Gunilla, Jan, I'm stepping in for Klas today. And so I was wondering. Gunilla, you didn't mention anything about Down syndrome. Was it -- was that by purpose or -- and then I would -- my question number 2 is that, at this point, what are your best arguments for that top line will actually get presented in 2022 for BAN2401. If I remember it correctly, this other higher pace than the Phase IIb.

Thank you so much, Anders. Great questions. So the Down syndrome, I mean, that is progressing in preclinical stage and had no news to present there. So that's why. So it is in preclinical stage and nothing new to say today. Then with regard to BAN2401 and the top line results, I think that, when Eisai has communicated that they expect the results in 2022, you are absolutely right, this is a very aggressive recruitment plan. And I think that shows their large commitment to this program and also they -- that also encompass the expectation on how much we think that patients would like to come into these trials because these are the strongest Phase II results which are out there. So there is a huge expectation that this study will be running much faster than the Phase IIb. So I agree with you. 2022 is an aggressive recruitment plan to have top line results by then, but that's what is expected and Eisai has announced.

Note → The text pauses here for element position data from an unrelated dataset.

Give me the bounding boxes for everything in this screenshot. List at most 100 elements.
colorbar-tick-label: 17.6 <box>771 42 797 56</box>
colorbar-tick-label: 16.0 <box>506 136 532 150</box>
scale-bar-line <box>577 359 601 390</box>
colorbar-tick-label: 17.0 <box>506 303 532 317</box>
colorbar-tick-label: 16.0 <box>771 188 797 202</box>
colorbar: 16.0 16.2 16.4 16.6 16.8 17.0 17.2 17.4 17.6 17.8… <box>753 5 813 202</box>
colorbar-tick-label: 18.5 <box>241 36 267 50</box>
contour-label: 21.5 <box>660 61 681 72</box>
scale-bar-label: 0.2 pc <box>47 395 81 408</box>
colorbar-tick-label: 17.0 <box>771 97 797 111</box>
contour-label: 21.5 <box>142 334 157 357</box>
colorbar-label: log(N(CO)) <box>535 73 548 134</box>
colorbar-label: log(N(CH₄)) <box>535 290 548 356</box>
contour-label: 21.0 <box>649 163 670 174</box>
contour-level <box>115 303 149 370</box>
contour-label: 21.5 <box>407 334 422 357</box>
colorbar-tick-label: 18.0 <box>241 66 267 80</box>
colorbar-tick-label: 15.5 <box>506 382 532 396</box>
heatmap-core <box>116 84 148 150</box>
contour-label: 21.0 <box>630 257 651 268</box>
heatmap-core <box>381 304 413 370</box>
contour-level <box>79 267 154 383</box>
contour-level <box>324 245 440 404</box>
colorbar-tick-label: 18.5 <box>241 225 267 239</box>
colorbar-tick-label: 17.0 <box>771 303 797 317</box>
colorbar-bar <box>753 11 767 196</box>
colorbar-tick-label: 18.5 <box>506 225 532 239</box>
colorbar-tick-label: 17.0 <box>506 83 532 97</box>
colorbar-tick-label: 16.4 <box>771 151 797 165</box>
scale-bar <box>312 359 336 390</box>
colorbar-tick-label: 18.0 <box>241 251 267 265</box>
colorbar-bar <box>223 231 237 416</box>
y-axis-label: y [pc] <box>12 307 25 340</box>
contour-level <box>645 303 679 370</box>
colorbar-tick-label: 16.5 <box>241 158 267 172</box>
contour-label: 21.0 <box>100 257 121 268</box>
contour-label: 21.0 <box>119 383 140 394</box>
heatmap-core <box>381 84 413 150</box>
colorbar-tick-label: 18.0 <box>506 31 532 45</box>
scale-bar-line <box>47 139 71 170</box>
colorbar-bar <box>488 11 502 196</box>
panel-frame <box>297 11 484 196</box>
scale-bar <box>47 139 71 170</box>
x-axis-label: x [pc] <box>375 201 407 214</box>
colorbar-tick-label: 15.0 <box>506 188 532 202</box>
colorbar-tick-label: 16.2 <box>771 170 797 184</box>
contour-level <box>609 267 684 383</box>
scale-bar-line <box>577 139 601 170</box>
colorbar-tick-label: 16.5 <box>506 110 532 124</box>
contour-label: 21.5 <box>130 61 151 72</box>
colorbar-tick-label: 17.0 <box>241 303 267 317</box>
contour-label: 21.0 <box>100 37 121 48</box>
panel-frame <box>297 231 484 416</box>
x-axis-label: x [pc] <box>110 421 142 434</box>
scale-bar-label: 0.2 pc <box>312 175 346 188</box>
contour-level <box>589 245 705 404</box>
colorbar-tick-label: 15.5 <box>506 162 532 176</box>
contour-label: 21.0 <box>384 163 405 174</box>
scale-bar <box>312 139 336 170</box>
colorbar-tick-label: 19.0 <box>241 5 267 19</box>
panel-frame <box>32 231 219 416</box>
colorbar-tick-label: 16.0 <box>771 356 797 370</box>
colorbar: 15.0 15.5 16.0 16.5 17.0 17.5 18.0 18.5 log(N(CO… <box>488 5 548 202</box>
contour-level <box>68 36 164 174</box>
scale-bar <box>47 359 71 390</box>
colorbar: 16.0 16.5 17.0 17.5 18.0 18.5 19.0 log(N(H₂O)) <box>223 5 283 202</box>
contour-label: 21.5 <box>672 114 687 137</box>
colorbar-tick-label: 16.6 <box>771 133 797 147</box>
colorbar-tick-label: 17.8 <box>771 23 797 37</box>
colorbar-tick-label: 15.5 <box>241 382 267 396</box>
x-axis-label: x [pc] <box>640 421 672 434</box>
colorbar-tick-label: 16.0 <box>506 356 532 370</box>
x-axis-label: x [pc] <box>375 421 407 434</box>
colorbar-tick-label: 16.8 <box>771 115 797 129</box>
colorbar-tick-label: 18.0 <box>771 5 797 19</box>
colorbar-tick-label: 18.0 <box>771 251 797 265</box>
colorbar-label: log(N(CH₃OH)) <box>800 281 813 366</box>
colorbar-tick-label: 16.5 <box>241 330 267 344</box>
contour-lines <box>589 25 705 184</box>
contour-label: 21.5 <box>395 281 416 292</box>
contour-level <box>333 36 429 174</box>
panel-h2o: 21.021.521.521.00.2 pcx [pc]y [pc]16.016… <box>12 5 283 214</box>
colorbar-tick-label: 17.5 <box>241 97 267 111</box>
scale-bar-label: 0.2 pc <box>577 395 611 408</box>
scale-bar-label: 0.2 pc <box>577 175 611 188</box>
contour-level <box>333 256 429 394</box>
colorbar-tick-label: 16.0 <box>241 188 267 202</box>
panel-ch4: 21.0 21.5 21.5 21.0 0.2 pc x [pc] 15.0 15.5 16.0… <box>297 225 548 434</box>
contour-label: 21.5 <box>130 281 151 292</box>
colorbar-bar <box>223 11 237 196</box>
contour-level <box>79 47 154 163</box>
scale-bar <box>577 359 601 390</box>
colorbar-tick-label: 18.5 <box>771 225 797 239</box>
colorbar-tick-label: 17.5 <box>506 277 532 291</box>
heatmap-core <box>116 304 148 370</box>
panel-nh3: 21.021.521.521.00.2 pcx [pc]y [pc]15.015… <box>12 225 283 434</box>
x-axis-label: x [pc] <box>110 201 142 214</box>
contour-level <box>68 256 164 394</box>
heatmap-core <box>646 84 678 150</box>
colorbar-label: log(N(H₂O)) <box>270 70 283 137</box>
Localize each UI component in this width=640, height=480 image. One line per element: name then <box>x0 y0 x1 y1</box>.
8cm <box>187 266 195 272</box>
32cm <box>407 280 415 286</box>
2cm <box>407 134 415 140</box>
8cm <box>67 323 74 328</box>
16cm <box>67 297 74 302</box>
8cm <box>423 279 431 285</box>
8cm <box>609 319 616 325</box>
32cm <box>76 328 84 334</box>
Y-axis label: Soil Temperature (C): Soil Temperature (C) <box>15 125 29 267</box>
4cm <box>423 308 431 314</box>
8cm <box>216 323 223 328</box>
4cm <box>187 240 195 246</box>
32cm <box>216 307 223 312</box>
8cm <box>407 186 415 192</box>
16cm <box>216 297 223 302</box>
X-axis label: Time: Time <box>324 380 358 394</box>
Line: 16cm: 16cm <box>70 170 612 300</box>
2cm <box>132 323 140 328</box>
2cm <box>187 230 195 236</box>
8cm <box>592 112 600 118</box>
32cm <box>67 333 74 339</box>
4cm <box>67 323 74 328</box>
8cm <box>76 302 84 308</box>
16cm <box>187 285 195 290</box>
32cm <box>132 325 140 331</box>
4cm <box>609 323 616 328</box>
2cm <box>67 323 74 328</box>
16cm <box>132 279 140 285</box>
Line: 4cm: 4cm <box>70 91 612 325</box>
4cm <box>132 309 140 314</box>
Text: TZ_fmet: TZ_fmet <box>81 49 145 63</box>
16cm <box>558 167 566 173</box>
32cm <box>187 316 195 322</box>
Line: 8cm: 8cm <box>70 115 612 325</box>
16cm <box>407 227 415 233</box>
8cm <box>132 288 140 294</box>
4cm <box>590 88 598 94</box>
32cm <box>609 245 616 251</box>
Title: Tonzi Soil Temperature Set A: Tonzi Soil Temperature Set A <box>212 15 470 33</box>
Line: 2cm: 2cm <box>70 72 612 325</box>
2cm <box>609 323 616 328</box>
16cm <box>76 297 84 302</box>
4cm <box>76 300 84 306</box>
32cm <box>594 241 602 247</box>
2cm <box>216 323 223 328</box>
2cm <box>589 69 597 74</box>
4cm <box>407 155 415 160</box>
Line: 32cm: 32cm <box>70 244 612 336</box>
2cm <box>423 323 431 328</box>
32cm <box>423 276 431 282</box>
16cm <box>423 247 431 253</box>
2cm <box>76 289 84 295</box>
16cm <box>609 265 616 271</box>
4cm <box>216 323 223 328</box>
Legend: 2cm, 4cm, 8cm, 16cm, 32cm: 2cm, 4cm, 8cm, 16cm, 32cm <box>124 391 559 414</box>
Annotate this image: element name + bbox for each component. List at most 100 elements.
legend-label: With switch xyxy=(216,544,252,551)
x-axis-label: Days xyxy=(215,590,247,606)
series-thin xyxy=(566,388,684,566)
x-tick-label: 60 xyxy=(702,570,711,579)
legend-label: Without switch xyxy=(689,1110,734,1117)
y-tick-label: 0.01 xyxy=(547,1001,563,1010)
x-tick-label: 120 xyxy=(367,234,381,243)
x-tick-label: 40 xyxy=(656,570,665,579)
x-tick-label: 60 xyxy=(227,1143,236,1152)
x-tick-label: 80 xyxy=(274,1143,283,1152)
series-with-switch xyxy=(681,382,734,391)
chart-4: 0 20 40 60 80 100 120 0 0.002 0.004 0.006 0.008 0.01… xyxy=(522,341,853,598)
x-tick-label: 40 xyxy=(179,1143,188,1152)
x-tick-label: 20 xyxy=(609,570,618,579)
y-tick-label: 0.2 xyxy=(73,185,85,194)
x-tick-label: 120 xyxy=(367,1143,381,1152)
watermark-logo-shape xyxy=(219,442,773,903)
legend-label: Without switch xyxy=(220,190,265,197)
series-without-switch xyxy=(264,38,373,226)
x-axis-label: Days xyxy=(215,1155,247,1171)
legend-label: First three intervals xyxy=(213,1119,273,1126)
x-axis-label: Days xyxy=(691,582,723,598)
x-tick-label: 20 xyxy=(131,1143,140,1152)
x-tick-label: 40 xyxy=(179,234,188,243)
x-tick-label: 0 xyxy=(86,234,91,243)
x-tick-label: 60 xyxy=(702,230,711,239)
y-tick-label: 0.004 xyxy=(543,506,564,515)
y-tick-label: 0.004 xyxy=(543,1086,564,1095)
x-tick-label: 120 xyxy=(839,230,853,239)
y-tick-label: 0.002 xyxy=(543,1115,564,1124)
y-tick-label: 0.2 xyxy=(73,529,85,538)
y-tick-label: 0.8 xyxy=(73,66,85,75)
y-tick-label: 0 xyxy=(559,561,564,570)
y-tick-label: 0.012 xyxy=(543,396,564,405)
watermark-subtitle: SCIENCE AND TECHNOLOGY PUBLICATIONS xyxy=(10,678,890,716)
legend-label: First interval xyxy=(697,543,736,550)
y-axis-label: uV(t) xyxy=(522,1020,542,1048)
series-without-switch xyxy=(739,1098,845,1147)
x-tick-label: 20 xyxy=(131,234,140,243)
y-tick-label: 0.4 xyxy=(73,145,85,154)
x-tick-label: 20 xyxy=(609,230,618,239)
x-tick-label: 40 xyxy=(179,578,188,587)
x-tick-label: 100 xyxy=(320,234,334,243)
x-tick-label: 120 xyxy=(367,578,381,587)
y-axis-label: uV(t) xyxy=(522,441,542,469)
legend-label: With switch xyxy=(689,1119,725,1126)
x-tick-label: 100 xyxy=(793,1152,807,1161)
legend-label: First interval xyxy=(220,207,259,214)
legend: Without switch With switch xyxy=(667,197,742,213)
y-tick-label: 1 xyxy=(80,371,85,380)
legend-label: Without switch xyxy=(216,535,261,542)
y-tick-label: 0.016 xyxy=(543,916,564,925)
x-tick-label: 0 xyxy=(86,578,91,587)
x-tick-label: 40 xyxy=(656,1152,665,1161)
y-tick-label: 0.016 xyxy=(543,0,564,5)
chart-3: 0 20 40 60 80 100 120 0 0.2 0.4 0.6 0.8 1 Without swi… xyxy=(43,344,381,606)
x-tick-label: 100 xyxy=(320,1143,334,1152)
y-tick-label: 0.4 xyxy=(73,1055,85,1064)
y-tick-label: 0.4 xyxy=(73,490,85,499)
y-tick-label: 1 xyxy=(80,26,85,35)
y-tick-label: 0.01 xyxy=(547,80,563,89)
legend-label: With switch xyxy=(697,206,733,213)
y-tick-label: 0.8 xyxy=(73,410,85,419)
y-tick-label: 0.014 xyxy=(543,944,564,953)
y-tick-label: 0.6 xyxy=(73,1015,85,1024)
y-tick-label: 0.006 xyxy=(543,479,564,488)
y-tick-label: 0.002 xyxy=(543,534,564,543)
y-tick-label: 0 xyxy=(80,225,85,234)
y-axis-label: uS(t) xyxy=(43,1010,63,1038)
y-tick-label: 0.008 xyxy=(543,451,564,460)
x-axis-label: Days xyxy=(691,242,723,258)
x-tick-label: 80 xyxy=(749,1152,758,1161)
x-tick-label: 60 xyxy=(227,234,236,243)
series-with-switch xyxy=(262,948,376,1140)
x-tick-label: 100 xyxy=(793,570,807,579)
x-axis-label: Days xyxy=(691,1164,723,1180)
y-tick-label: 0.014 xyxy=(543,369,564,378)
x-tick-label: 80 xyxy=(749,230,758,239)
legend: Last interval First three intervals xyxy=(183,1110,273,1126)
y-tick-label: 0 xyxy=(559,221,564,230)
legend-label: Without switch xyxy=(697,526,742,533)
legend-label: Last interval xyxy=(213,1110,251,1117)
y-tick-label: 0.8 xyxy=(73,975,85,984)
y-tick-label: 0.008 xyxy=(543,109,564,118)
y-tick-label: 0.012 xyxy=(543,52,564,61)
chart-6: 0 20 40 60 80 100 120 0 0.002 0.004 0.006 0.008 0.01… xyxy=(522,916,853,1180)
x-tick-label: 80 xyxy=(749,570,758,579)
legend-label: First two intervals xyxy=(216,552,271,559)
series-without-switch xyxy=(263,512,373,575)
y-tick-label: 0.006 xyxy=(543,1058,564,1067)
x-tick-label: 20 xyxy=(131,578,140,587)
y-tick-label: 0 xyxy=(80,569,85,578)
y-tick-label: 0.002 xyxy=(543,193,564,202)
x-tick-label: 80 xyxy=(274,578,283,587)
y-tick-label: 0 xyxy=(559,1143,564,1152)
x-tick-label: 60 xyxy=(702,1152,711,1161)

Yes, okay. And my last question then. So regarding your strong cash position, can you elaborate a bit more on how you intend to use that in the best way for your shareholders? Are you any active, for instance, in pure business development activities and acquiring complementing technologies? Or is it more about keeping projects in-house for a longer term?

I think it's a great question which is always being discussed by boards of all companies. And I think that in BioArctic's situation we have a fantastic portfolio. We have a lot of great ideas from the professor and from our scientists. So we are focused on the CNS area with Alzheimer and Parkinson's disease. And we are also progressing the spinal cord injury program. But we are really focusing on Alzheimer, Parkinson and the BBB platform. And I think that's the part where we will be using our strong financial situation. But we never say no. I mean we're always open to different opportunities.

[Operator Instructions] And there seem to be no further questions at this point. I will hand the word back to the speakers for any final comments.

Yes. I just would like to say thank you so much for the attention and for the great questions, and have a lovely summer.

This now concludes our conference call. Thank you all for attending. You may now disconnect your lines.